Energy drinks, often loaded with caffeine, sugar, and stimulants like guarana and taurine, are marketed as brain boosters—but their impact on mental well-being tells a different story. According to Harvard Health Publishing, high doses of caffeine can lead to restlessness, nervousness, and insomnia, especially when consumed in large quantities or too late in the day.

And it’s not just jitters. A 2022 review published in Frontiers in Public Health links excessive energy drink consumption to increased anxiety, stress, and even depressive symptoms. For people already prone to mental health struggles, these fizzy fixes might stir the pot more than soothe it.

Even worse, the inevitable crash, once that caffeine and sugar wear off, can leave you feeling more exhausted and irritable than before. Add in disrupted sleep patterns (2 am overthinking) and you’ve got a recipe for emotional whiplash.

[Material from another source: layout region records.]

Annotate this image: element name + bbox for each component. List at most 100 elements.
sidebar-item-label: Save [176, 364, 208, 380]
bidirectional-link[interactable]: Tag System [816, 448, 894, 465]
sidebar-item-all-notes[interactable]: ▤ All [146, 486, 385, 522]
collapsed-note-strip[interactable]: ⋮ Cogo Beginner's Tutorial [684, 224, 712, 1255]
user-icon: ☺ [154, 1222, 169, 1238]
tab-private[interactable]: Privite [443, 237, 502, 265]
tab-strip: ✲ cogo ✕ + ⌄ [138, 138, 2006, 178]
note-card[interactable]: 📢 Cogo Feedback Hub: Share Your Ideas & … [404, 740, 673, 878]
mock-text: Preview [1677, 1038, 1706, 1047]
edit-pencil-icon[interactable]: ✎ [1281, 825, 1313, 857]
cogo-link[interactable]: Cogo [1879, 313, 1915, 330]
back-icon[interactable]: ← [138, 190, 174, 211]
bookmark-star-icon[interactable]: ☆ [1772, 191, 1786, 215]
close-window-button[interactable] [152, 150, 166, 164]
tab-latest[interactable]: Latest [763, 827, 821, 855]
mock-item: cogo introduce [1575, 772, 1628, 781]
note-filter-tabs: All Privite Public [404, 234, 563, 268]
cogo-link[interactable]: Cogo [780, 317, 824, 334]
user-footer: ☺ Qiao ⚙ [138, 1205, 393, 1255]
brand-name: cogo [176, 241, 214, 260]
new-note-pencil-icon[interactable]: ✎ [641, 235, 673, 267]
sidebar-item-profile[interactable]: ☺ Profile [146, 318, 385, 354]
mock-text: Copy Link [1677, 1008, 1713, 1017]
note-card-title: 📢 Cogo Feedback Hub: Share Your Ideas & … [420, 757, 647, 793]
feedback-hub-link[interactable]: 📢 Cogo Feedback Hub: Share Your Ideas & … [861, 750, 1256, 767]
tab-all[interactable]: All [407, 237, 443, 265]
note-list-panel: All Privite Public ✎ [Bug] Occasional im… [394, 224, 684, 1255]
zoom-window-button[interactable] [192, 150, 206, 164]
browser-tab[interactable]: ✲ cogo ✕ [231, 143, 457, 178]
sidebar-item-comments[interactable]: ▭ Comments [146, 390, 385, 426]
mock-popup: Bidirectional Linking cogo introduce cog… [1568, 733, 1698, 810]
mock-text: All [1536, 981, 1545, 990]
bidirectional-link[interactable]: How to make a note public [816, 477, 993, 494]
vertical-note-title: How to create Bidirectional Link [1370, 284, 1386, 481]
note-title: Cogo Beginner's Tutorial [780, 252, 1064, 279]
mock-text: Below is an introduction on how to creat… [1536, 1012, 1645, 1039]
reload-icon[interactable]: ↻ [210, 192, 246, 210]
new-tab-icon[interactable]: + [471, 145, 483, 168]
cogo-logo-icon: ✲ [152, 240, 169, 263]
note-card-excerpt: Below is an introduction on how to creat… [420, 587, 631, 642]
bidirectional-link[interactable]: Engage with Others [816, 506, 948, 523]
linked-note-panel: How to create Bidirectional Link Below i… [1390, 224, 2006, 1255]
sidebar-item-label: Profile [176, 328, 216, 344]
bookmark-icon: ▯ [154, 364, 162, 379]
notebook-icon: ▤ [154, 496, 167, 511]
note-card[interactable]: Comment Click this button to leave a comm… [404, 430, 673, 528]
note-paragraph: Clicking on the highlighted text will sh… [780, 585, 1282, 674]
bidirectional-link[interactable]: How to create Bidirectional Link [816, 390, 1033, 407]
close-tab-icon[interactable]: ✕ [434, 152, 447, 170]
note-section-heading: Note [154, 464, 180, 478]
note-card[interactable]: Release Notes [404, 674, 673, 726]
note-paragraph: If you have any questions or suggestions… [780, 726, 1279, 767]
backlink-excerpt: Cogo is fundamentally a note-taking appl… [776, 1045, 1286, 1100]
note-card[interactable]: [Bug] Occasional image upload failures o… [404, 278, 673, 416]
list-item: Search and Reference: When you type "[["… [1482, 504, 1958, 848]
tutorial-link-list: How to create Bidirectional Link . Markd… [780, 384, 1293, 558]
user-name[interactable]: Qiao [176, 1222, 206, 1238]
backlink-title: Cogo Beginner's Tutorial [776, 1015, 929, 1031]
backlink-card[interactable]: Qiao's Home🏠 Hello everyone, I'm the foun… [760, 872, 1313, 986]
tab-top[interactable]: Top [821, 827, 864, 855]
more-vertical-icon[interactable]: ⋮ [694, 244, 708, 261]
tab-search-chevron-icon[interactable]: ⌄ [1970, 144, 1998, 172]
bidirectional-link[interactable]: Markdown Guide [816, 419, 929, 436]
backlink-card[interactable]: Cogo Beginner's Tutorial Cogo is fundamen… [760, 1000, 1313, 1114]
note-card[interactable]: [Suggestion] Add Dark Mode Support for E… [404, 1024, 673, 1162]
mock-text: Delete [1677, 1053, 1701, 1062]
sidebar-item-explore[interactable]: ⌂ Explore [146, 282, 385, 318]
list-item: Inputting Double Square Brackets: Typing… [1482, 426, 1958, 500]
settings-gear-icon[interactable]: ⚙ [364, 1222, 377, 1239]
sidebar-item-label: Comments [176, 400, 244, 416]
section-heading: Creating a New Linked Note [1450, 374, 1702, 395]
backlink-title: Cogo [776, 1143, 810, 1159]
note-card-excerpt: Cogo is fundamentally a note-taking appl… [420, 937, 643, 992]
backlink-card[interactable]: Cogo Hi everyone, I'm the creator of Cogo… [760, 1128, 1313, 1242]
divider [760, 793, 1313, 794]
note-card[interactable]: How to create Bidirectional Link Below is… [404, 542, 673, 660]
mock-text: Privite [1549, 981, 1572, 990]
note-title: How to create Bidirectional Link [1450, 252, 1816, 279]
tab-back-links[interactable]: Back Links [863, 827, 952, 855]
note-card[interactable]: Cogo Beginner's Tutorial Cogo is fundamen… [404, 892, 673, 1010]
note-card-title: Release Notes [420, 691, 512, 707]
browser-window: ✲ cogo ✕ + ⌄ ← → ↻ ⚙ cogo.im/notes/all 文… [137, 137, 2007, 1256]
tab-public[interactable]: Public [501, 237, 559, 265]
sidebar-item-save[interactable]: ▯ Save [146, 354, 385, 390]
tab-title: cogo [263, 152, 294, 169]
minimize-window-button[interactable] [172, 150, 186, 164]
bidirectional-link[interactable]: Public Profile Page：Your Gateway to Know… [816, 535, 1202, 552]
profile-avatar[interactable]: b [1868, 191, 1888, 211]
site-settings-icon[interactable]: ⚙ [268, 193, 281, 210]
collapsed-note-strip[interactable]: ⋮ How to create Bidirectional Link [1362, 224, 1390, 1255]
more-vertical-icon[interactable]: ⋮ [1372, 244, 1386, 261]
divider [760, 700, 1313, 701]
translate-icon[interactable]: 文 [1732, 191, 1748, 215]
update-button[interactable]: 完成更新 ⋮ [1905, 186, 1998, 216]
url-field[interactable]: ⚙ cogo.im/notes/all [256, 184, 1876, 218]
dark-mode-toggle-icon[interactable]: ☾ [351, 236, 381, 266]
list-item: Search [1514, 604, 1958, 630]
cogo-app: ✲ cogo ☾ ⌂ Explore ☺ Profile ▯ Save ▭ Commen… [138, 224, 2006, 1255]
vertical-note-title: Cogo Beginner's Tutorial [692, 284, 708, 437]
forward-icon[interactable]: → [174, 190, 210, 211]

The South African Journal of Psychiatry also highlights how younger consumers, particularly students, tend to rely heavily on energy drinks during exams, often neglecting sleep, hydration, and balanced nutrition in the process. The result? Burnout dressed up as productivity.

Of course, enjoying the occasional can won’t send your mental health into a spiral, but if your go-to solution for fatigue is always caffeinated and carbonated, it might be time to reconsider. Sometimes, what your brain really needs is a nap, a walk in fresh air, or just a slower pace—not another buzz in a can.

Your energy is precious—spend it wisely.